But Theory is not the core of the Math Tutor, it definitely does not offer a concise and logical exposition, which you could read and learn the material with all depth. That you can find in textbooks, here we focus on what textbooks traditionally lack: Understandable explanation showing how to solve problems. This among other things means that we sometimes refer to things that are covered later, since when solving problems we often draw on methods from different areas; and there is no question that you will not find proofs here.**Methods Survey**offers an overview of techniques of calculation (based on tools covered in the Theory part) and advice on their use; while in Theory, the methods are covered from the point of view of theory, in Methods Survey a different approach is chosen: Given a problem from the chosen area, how can I solve it and how do I recognize what to actually do with it? You will also meet favourite tricks there. In the exposition it is assumed that the reader has a basic idea concerning the notions used and mastered basic tools of calculation.**Solved Problems**are sorted by topics and they try to cover all typical problems and tricks. We also discuss alternative solutions and blind valleys, the focus is not on techniques of calculation but on the decision-making process: How do you recognize which calculation should be performed?**Exercises**offer problems without solutions, but with step-by-steps hints, sorted by topics and difficulty.

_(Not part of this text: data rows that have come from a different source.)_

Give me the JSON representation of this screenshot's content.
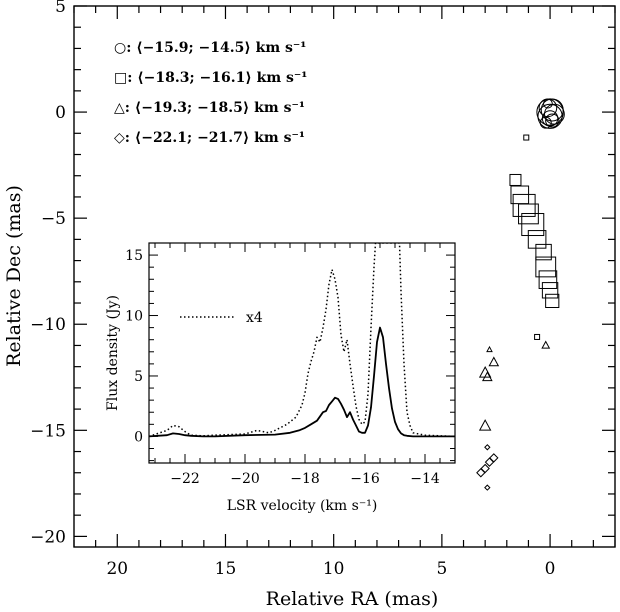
{
  "chart_data": [
    {
      "type": "scatter",
      "xlabel": "Relative RA (mas)",
      "ylabel": "Relative Dec (mas)",
      "xlim": [
        22,
        -3
      ],
      "ylim": [
        -20.5,
        5
      ],
      "x_ticks": [
        20,
        15,
        10,
        5,
        0
      ],
      "y_ticks": [
        5,
        0,
        -5,
        -10,
        -15,
        -20
      ],
      "legend": [
        {
          "symbol": "circle",
          "text": "○: ⟨−15.9; −14.5⟩ km s⁻¹"
        },
        {
          "symbol": "square",
          "text": "□: ⟨−18.3; −16.1⟩ km s⁻¹"
        },
        {
          "symbol": "triangle",
          "text": "△: ⟨−19.3; −18.5⟩ km s⁻¹"
        },
        {
          "symbol": "diamond",
          "text": "◇: ⟨−22.1; −21.7⟩ km s⁻¹"
        }
      ],
      "series": [
        {
          "symbol": "circle",
          "points": [
            {
              "x": 0.1,
              "y": 0.2,
              "s": 0.8
            },
            {
              "x": -0.1,
              "y": 0.1,
              "s": 1.0
            },
            {
              "x": 0.0,
              "y": -0.3,
              "s": 0.7
            },
            {
              "x": -0.2,
              "y": -0.1,
              "s": 0.9
            },
            {
              "x": 0.2,
              "y": -0.5,
              "s": 0.5
            },
            {
              "x": 0.0,
              "y": -0.2,
              "s": 1.1
            },
            {
              "x": -0.1,
              "y": -0.4,
              "s": 0.6
            },
            {
              "x": 0.1,
              "y": 0.4,
              "s": 0.4
            },
            {
              "x": 0.0,
              "y": 0.0,
              "s": 1.2
            }
          ]
        },
        {
          "symbol": "square",
          "points": [
            {
              "x": 1.1,
              "y": -1.2,
              "s": 0.2
            },
            {
              "x": 1.6,
              "y": -3.2,
              "s": 0.5
            },
            {
              "x": 1.4,
              "y": -3.9,
              "s": 0.8
            },
            {
              "x": 1.2,
              "y": -4.4,
              "s": 1.0
            },
            {
              "x": 1.0,
              "y": -4.8,
              "s": 0.9
            },
            {
              "x": 0.8,
              "y": -5.3,
              "s": 1.0
            },
            {
              "x": 0.6,
              "y": -6.0,
              "s": 0.8
            },
            {
              "x": 0.3,
              "y": -6.6,
              "s": 0.7
            },
            {
              "x": 0.2,
              "y": -7.3,
              "s": 0.9
            },
            {
              "x": 0.1,
              "y": -7.9,
              "s": 0.8
            },
            {
              "x": 0.0,
              "y": -8.4,
              "s": 0.7
            },
            {
              "x": -0.1,
              "y": -8.9,
              "s": 0.6
            },
            {
              "x": 0.6,
              "y": -10.6,
              "s": 0.2
            }
          ]
        },
        {
          "symbol": "triangle",
          "points": [
            {
              "x": 2.8,
              "y": -11.2,
              "s": 0.2
            },
            {
              "x": 2.6,
              "y": -11.8,
              "s": 0.5
            },
            {
              "x": 3.0,
              "y": -12.3,
              "s": 0.6
            },
            {
              "x": 2.9,
              "y": -12.5,
              "s": 0.5
            },
            {
              "x": 3.0,
              "y": -14.8,
              "s": 0.6
            },
            {
              "x": 0.2,
              "y": -11.0,
              "s": 0.4
            }
          ]
        },
        {
          "symbol": "diamond",
          "points": [
            {
              "x": 2.9,
              "y": -15.8,
              "s": 0.3
            },
            {
              "x": 2.6,
              "y": -16.3,
              "s": 0.5
            },
            {
              "x": 2.8,
              "y": -16.5,
              "s": 0.5
            },
            {
              "x": 3.0,
              "y": -16.8,
              "s": 0.5
            },
            {
              "x": 3.2,
              "y": -17.0,
              "s": 0.5
            },
            {
              "x": 2.9,
              "y": -17.7,
              "s": 0.3
            }
          ]
        }
      ]
    },
    {
      "type": "line",
      "xlabel": "LSR velocity (km s⁻¹)",
      "ylabel": "Flux density (Jy)",
      "xlim": [
        -23.2,
        -13
      ],
      "ylim": [
        -2.2,
        16
      ],
      "x_ticks": [
        -22,
        -20,
        -18,
        -16,
        -14
      ],
      "y_ticks": [
        0,
        5,
        10,
        15
      ],
      "annotation": "x4",
      "series": [
        {
          "style": "solid",
          "x": [
            -23.2,
            -22.6,
            -22.4,
            -22.2,
            -22.0,
            -21.8,
            -21.4,
            -21.0,
            -20.0,
            -19.0,
            -18.5,
            -18.2,
            -18.0,
            -17.8,
            -17.6,
            -17.4,
            -17.3,
            -17.2,
            -17.1,
            -17.0,
            -16.9,
            -16.8,
            -16.7,
            -16.6,
            -16.5,
            -16.4,
            -16.3,
            -16.2,
            -16.1,
            -16.0,
            -15.9,
            -15.8,
            -15.7,
            -15.6,
            -15.5,
            -15.4,
            -15.3,
            -15.2,
            -15.1,
            -15.0,
            -14.9,
            -14.8,
            -14.7,
            -14.6,
            -14.4,
            -14.0,
            -13.0
          ],
          "y": [
            0.0,
            0.1,
            0.25,
            0.2,
            0.1,
            0.05,
            0.0,
            0.0,
            0.1,
            0.15,
            0.3,
            0.5,
            0.7,
            1.0,
            1.3,
            2.0,
            2.1,
            2.6,
            2.9,
            3.2,
            3.1,
            2.7,
            2.2,
            1.6,
            2.0,
            1.4,
            0.9,
            0.4,
            0.3,
            0.3,
            0.9,
            2.4,
            5.0,
            7.8,
            9.0,
            8.2,
            6.0,
            4.0,
            2.3,
            1.2,
            0.6,
            0.25,
            0.1,
            0.05,
            0.0,
            0.0,
            0.0
          ]
        },
        {
          "style": "dotted",
          "x": [
            -23.2,
            -22.6,
            -22.4,
            -22.2,
            -22.0,
            -21.8,
            -21.4,
            -21.0,
            -20.0,
            -19.6,
            -19.2,
            -19.0,
            -18.6,
            -18.3,
            -18.1,
            -18.0,
            -17.9,
            -17.8,
            -17.7,
            -17.6,
            -17.5,
            -17.4,
            -17.3,
            -17.2,
            -17.1,
            -17.0,
            -16.9,
            -16.8,
            -16.7,
            -16.6,
            -16.5,
            -16.4,
            -16.3,
            -16.2,
            -16.1,
            -16.0,
            -15.9,
            -15.8,
            -15.7,
            -15.65,
            -14.85,
            -14.8,
            -14.7,
            -14.6,
            -14.5,
            -14.4,
            -14.0,
            -13.0
          ],
          "y": [
            0.0,
            0.5,
            0.9,
            0.8,
            0.4,
            0.1,
            0.05,
            0.1,
            0.2,
            0.5,
            0.3,
            0.5,
            1.0,
            1.6,
            2.6,
            3.6,
            5.2,
            6.2,
            7.0,
            8.2,
            7.8,
            9.0,
            10.5,
            12.6,
            13.8,
            13.0,
            11.5,
            8.4,
            7.0,
            8.0,
            6.0,
            4.2,
            2.5,
            1.4,
            1.0,
            1.2,
            3.5,
            9.0,
            14.0,
            16.0,
            16.0,
            12.0,
            6.0,
            2.0,
            0.9,
            0.3,
            0.1,
            0.0
          ]
        }
      ]
    }
  ]
}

Math Tutor can be used for instance like this: If you have troubles with understanding the notions, Theory with its explanatory remarks could help. You can also find there explanation of methods that are basic in the area and that form building blocks for further understanding and applications. Basically you find there everything you need to know before you start solving problems.

If you have a feeling that you have some idea what is going on, but have trouble with practical application of your knowledge, try Methods Survey. Here we attempt to systematize knowledge, from mastered basic methods we develop algorithms for solving specific types of problems. For instance, if you are studying integrals, it is assumed that when reading Methods Survey, you already know how to perform (mechanically) substitution, integration by parts and partial fractions decomposition (they are covered in Theory); this knowledge is then applied to various types of integral.

Solved problems are really useful if you already know something about the methods (best if you have already learend the material in Methods Survey), so when you are reading a solution, you can compare the chosen procedure with what you learned theoretically.

Exercises are chosen to cover typical problems of varying difficulty. It is strongly recommended that you first attempt to solve them on your own. You learn best if you first try to solve a problem, and only after finishing the calculation (or getting stuck) ask what to do (the frustration and other strong emotions will then etch the solution in your memory). If you do not have enough time, it may still help if you just loook at a problem, think of the method you would apply and then check whether you were correct; in this way you will strengthen the association between types of problems and corresponding methods.